Много позже время расставило все по своим местам.

С. Яблоновский «Кто завоевал свободу», 1917


Как и большинство людей его круга, Яблоновский примкнул к партии Народной свободы. По семейным воспоминаниям, он не признавал революционных передряг, поэтому недоумение вызывает тезис, приведенный в упоминавшейся статье Веры Соминой, что «первую русскую революцию он приветствовал». Тем более, опыт был: в 1905 году Яблоновский был свидетелем, как сожгли типографию (фабрику) Сытина, где печатались книги для народного просвещения. Позже о драматизме этих событий Яблоновский писал в эмиграции. Хотя Яблоновский и написал «опыт народного гимна» на музыку композитора П. Н. Ренчицкого с посвящением «обновляющейся России», как всякий благоразумный человек, в революциях видел зло, когда одни прохиндеи заменяли других. «Без конца горд только тем, что никогда и ни в каких писаниях, и в этом гимне тоже, не было у меня ничего злобного и кровожадного». «Гимн» начинался словами:

«Благословен будь наш путь благородный,
К воле вперед и вперед.
Славься и крепни в России свободной,
Русский свободный народ!»
С. Яблоновский «Надклассовая борьба и задачи момента», 1917


В разного рода собраниях этот гимн исполняли не по три раза, как прежний, а например, как на заседании педагогического общества, исполненный великолепным басом Мозжухиным по требованию присутствующих девять раз. В связи с этим Яблоновский вспоминал трагикомическую ситуацию: когда он договорился о печати тиража «Гимна» за собственные средства на фабрике Мамонтова с ежемесячным погашением долга, к нему пришли «…на квартиру мамонтовские рабочие и потребовали, чтобы я уплатил следуемое немедленно, иначе они от меня не уйдут. Я не помню, как вышел из этого положения, но помню суровые решительные лица моих гостей, сумрачно смотревшие и без слов говорившие, что мне объявлена война». Кстати, в то время писался другой гимн, и автор его, известный нам Минский, включил в него совсем другие слова:

«Пролетарии всех стран, соединяйтесь,
Наша сила, наша воля, наша власть!
В бой последний как на праздник собирайтесь,
Кто не с нами — тот наш враг! Тот должен пасть!
Мир возникнет из развалин, из пожарищ…»
ну и так далее.

В своих политических убеждениях, равно как и в нравственных позициях, Яблоновский был подчеркнуто последователен, никогда не менял раз и навсегда выбранных ориентиров, что привело в дальнейшем к полному расхождению с некоторыми «братьями» по эмиграции, в том числе с Буниным. Василий Иванович Немирович-Данченко, одно время сотрудничавший с Яблоновским в «Русском слове», писал ему: «Вы всегда принадлежали к тем редким исключениям в литературе, которыми она справедливо может гордиться. Часто в безоглядном увлечении ею, Вы ни разу не омрачили своего духовного облика ни нравственным, ни политическим диссонансом. Вы никому и ничему не подслуживались. В капищах Ваала Ваших жертв не было».

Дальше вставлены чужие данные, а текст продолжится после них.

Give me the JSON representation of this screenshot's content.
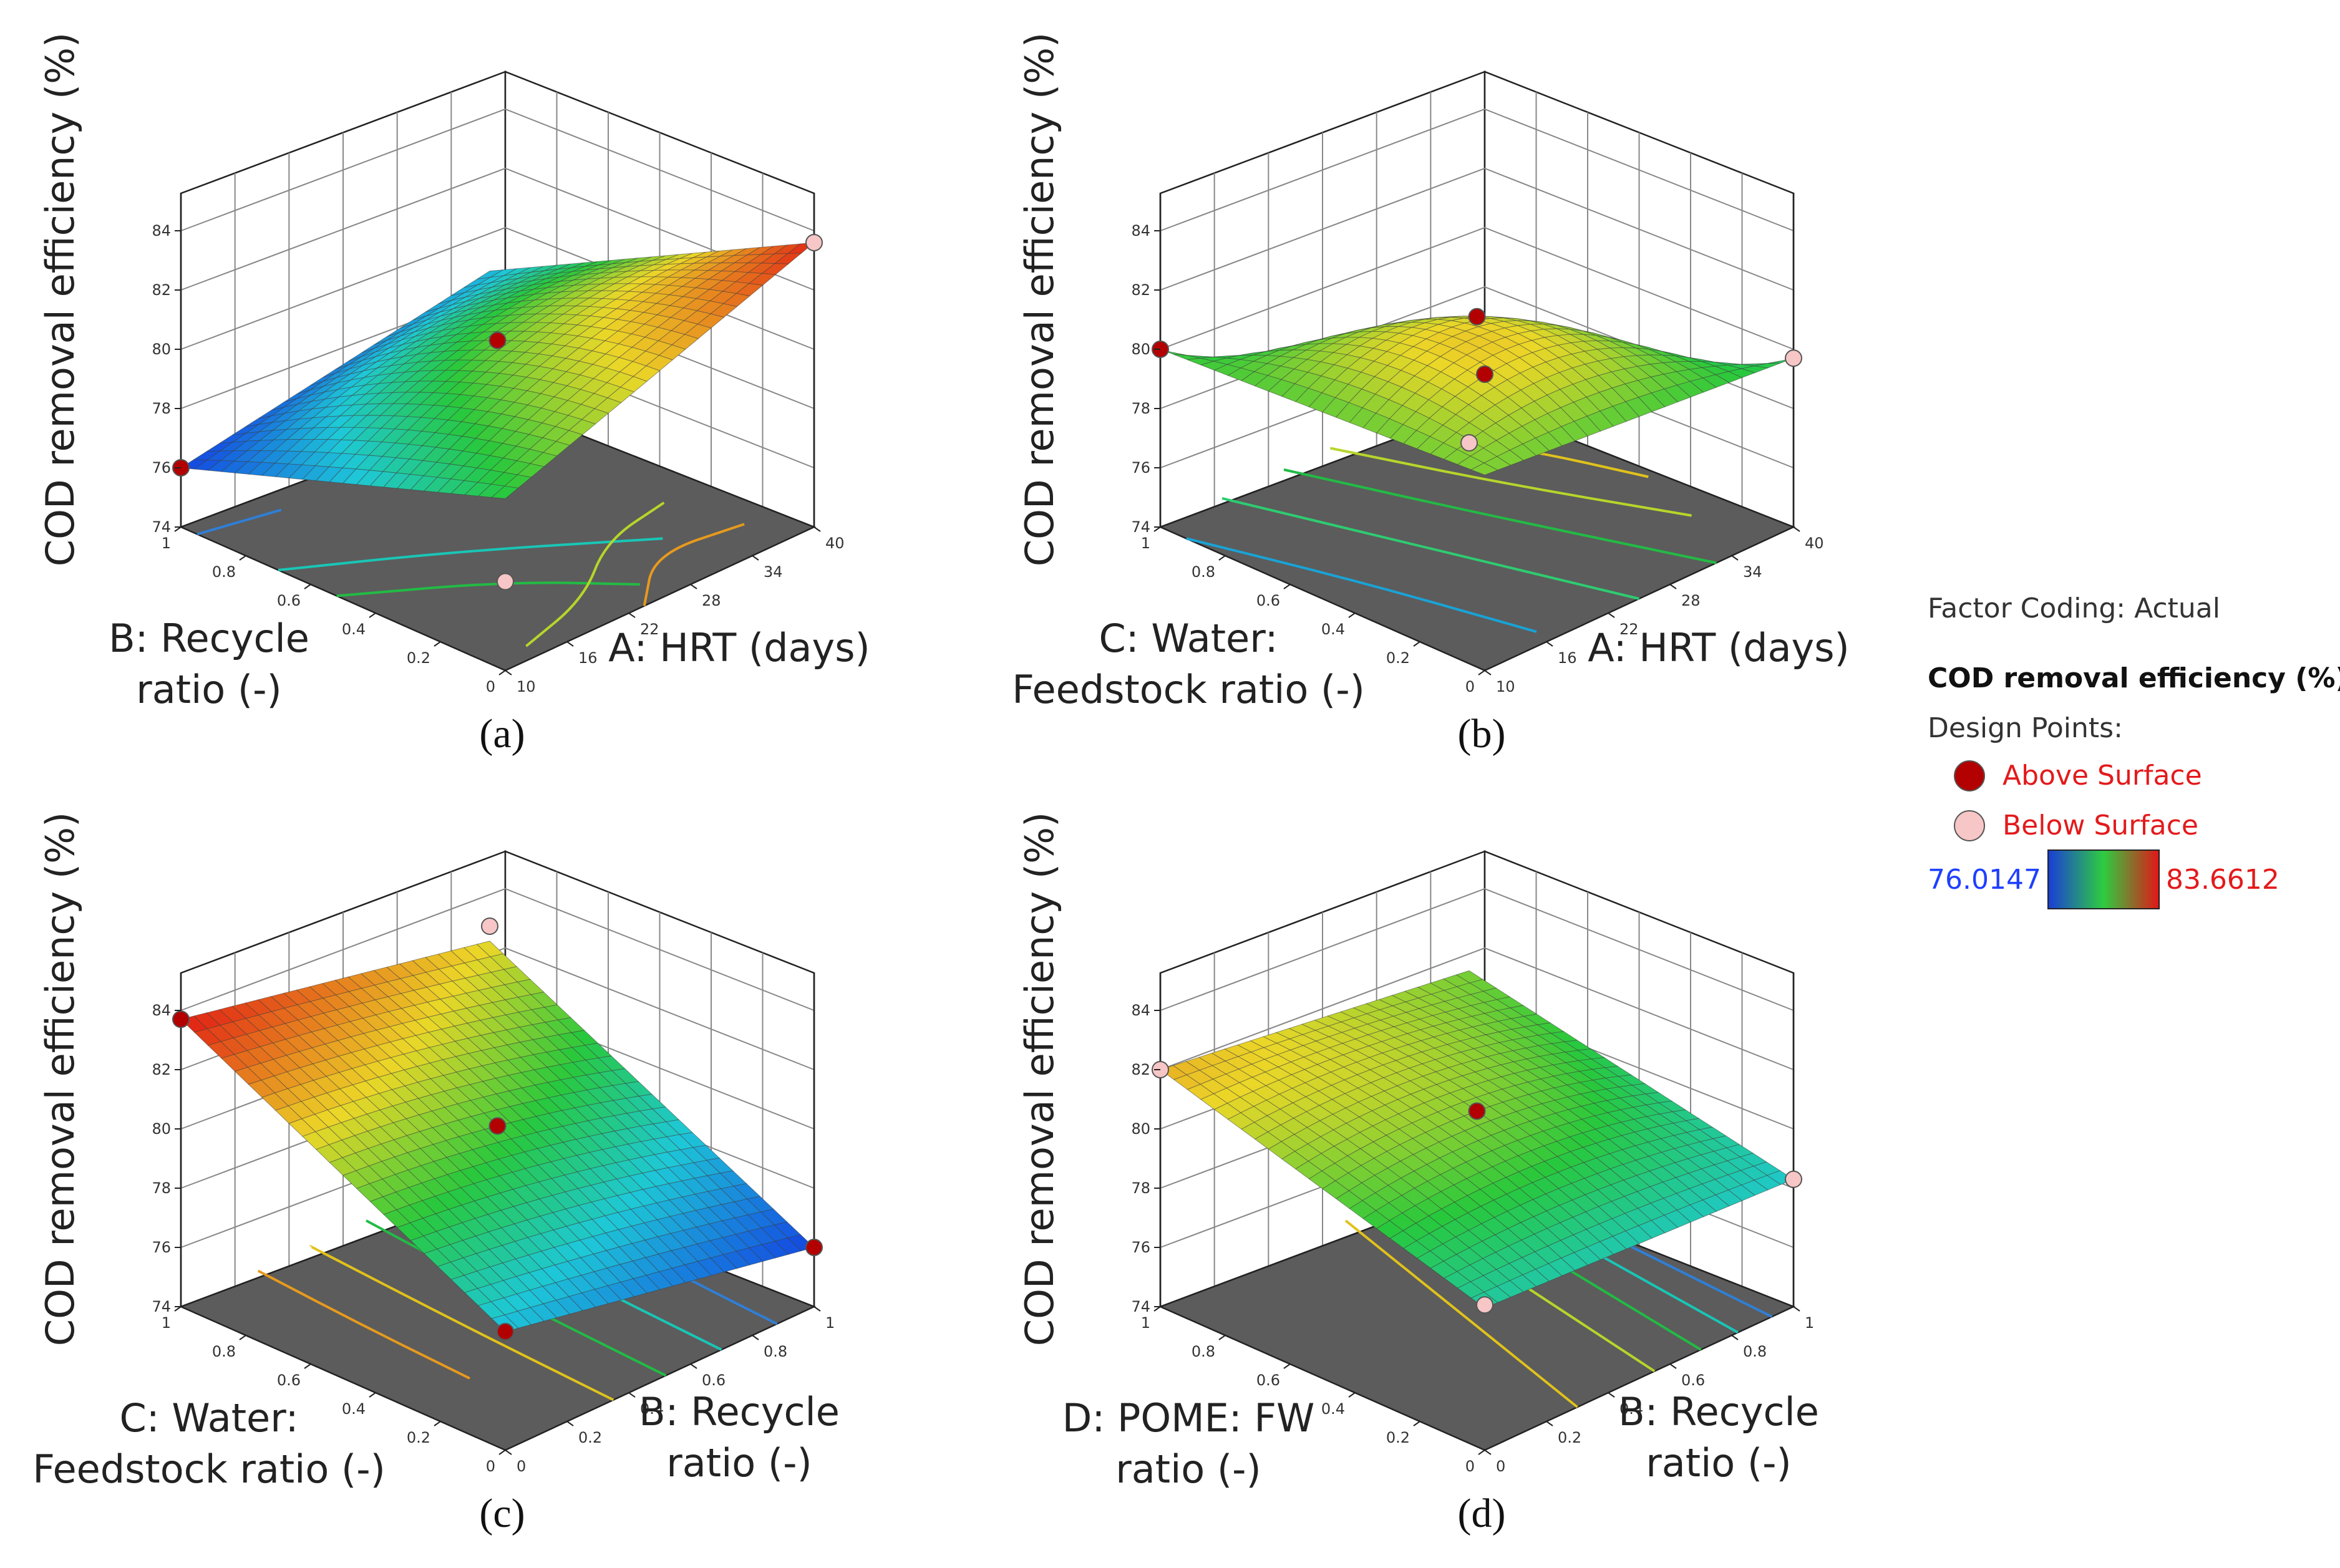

Уделяя массу времени профессиональной работе, общественной и партийной деятельности, Сергей Яблоновский занимался воспитанием детей, помогал гимназии Кирпичниковой на Знаменке, где учился его сын, Александр Потресов. Сын Василия Качалова, Вадим Шверубович, вспоминал, как в рождественском (1916 г.) гимназическом спектакле ему была поручена роль Бориса Годунова. Учительница русского языка приходила в отчаяние от игры сына известного актера и «позвала на помощь отца моего одноклассника, очень известного в то время театрального критика “Русского слова”, писателя-очеркиста и знатока театра Сергея Викторовича Яблоновского (Потресова). Он попробовал поработать со мной, объяснял мне смысл каждой фразы, каждого слова».

Яблоновский учил детей воспринимать русскую культуру, классическое изобразительное искусство, литературу, природу, зодчество. Летом он нанимал дачу неподалеку от подмосковного Архангельского, имения Юсуповых. Сюда в частые отсутствия хозяина имелся свободный доступ, и Сергей Викторович пользовался этой возможностью, чтобы приучать детей к восприятию предметов искусства, тщательно собранных в этой усадьбе.

Унаследовав от отца-юриста ораторские способности, Сергей Яблоновский темпераментно и эмоционально умел подчинять аудиторию. Сегодня слово «лектор» вызывает унылые ассоциации, а в начале прошлого века люди тянулись на диспуты, неизбежно сопутствовавшие актуальным лекциям. Яблоновский в том числе разъезжал по России с лекциями, направленными против волны юношеских самоубийств, захлестнувших страну в начале ХХ века.

Помимо «Русского слова» и южнорусских провинциальных газет рецензии и статьи Яблоновского печатались в журналах «Театр и искусство», «Рампа и жизнь», «Кулисы».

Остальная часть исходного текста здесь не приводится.